## Line Chart: Test Accuracy on GSM8K with Scaled Inference Compute
### Overview
The chart illustrates the relationship between the number of samples (`n`) and test accuracy (Maj@n %) for three distinct methods: Independent Samples, Self-rewarding Correction (IFT), and Self-rewarding Correction (IFT + M-DPO).
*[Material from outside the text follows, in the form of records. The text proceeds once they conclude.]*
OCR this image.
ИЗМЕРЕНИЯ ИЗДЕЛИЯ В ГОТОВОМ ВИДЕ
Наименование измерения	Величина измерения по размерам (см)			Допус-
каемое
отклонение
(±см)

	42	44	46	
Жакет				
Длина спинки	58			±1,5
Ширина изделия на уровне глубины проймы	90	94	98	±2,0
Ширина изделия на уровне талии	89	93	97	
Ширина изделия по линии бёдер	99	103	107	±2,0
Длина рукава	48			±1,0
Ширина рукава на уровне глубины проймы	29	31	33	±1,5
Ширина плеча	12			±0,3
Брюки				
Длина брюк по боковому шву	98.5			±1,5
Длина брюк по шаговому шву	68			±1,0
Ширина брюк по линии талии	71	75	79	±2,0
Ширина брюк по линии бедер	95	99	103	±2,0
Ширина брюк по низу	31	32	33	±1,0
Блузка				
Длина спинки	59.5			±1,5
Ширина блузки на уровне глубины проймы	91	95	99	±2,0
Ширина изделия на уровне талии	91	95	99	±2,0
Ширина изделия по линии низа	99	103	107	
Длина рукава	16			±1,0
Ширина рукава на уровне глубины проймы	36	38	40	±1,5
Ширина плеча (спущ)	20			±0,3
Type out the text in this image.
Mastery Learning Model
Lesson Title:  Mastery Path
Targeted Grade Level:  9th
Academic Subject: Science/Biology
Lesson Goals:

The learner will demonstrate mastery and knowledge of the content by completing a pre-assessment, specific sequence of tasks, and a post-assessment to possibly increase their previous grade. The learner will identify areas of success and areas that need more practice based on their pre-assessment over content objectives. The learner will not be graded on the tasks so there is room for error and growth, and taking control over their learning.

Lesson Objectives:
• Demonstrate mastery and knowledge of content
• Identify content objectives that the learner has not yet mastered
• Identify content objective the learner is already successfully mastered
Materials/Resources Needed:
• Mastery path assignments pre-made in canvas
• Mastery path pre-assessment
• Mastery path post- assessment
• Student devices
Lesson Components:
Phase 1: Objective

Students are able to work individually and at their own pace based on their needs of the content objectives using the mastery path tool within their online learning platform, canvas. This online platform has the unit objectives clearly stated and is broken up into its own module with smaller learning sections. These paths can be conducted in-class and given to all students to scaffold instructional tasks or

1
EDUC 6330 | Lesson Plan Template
Accuracy improves as the number of samples increases, with the IFT + M-DPO method consistently outperforming the others.
### Components/Axes
- **X-axis**: `n: the number of samples` (values: 2, 4, 8, 16, 32, 64).
- **Y-axis**: `Maj@n (%)` (range: 78% to 92%).
- **Legend**: Located at the bottom-right corner, with three entries:
- Green line: Independent Samples
- Blue line: Self-rewarding Correction (IFT)
- Red line: Self-rewarding Correction (IFT + M-DPO)
### Detailed Analysis
1. **Independent Samples (Green Line)**:
- Starts at **77.5%** at `n=2`.
- Gradually increases to **89.5%** at `n=64`.
- Slope: Moderate upward trend.
2. **Self-rewarding Correction (IFT) (Blue Line)**:
- Starts at **80.5%** at `n=2`.
- Rises sharply to **91.8%** at `n=64`.
- Slope: Steeper than Independent Samples, with a plateau near `n=32`.
3. **Self-rewarding Correction (IFT + M-DPO) (Red Line)**:
- Starts at **81.5%** at `n=2`.
- Peaks at **92.2%** at `n=64`.
- Slope: Steepest initial rise, maintaining the highest accuracy across all `n`.
### Key Observations
- The **red line (IFT + M-DPO)** consistently outperforms the other methods, achieving the highest accuracy at every sample size.
- The **blue line (IFT)** surpasses the green line (Independent Samples) at `n=4` and maintains a lead thereafter.
- All methods show diminishing returns as `n` increases beyond 32, with accuracy gains becoming smaller.
### Interpretation
The data demonstrates that **self-rewarding correction mechanisms** (particularly when combined with M-DPO) significantly enhance test accuracy on GSM8K compared to independent sampling. The scaling of inference compute (increasing `n`) benefits all methods, but the synergistic effect of IFT and M-DPO yields the most robust performance. This suggests that integrating self-rewarding strategies with M-DPO could be critical for optimizing large language model evaluations. The plateau observed in the blue line at higher `n` implies potential saturation limits for IFT alone, whereas the red line’s sustained growth indicates greater scalability.